NEW YORK – New research suggests that an uptick in copy number of poorly studied repeat sequences from ribosomal DNA (rDNA) corresponds with blood cell composition and kidney function features.
"This is a type of genetic variation that has never really been considered before (and hence not much was known about it)," Vardhman Rakyan, a professor at Queen Mary University of London, explained in an email, noting that "rDNA is a critical region of the genome that ultimately is involved in protein production."
In a study published in Cell Genomics on Tuesday, Rakyan and his colleagues reasoned that whole-genome sequence data from the UK Biobank project could reveal repetitive sequence features missed with other genetic profiling approaches.
"Repetitive regions are difficult to analyze and hence are left out of genetic profiling platforms, such as microarrays," Rakyan explained. "However, the UK Biobank released whole genome sequences for half a million people, which means we can now look [at] such regions and ask if they mean anything for [a certain] phenotype or disease."
In particular, the team searched through available whole-genome sequencing data for roughly 490,505 UK Biobank participants to identify copy number variants of the multi-copy 47S ribosomal DNA, which is found at multiple sites in the genome and codes for the 18S, 5.8S, and 28S ribosomal RNAs behind protein-producing ribosomal components.
From there, the researchers brought in additional genetic and phenotypic data — ranging from genetic variation to blood protein and biomarker measurements — for White British participants to perform genome-wide association, phenome-wide association, and other analyses focused on the consequences of rDNA copy number variation.

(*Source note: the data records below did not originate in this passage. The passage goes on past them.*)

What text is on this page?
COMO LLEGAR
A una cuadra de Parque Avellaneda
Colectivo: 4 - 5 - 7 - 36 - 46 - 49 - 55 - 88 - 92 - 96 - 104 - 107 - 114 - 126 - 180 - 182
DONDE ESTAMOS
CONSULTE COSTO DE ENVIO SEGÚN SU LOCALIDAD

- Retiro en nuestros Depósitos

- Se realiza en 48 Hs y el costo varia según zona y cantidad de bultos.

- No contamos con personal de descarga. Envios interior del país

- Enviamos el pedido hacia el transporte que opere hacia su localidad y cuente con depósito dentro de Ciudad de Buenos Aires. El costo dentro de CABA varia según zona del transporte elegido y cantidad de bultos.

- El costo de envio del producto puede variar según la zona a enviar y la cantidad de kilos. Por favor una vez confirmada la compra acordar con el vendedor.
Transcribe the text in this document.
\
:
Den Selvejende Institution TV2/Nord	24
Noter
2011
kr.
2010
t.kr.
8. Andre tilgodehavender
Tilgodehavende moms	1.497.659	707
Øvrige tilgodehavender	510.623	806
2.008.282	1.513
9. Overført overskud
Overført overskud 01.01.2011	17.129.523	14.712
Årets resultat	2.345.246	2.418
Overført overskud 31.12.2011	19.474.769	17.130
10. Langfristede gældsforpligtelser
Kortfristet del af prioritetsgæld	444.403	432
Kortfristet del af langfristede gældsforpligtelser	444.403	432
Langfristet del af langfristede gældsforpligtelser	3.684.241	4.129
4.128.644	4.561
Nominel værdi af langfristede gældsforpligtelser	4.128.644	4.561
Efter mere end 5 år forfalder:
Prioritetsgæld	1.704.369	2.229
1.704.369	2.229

Together, their results pointed to apparent ties between rDNA copy number and estimated glomerular filtration, a measure of kidney function, in the White, European-ancestry participants. While relatively low rDNA copy numbers coincided with increased kidney function, for example, they saw poorer-than-usual kidney function as rDNA copy numbers crept up.
Likewise, the representation of certain blood cell subtypes, particularly neutrophil immune cells, and the presence of related inflammation markers tended to increase alongside higher-than-usual copy numbers of the rDNA sequences considered.
"Our analyses support rDNA [copy number] variation being a genetic influence on hematological profiles and renal function in humans," the authors reported, noting that "further mechanistic investigation is limited by the lack of suitable methods for the controlled genetic manipulation of rDNA [copy number] in mammalian cells."
Although the investigators did not have sufficient samples sizes to do the same level of analyses in other populations, they noted that their initial analyses hinted at comparable patterns in non-European ancestry groups.
"Our next steps are to understand the mechanism and look at how rDNA copy number variation impacts other phenotypes," Rakyan explained. "Ultimately this will be very useful for improved genetic risk prediction, and possibly treatments that target the ribosome."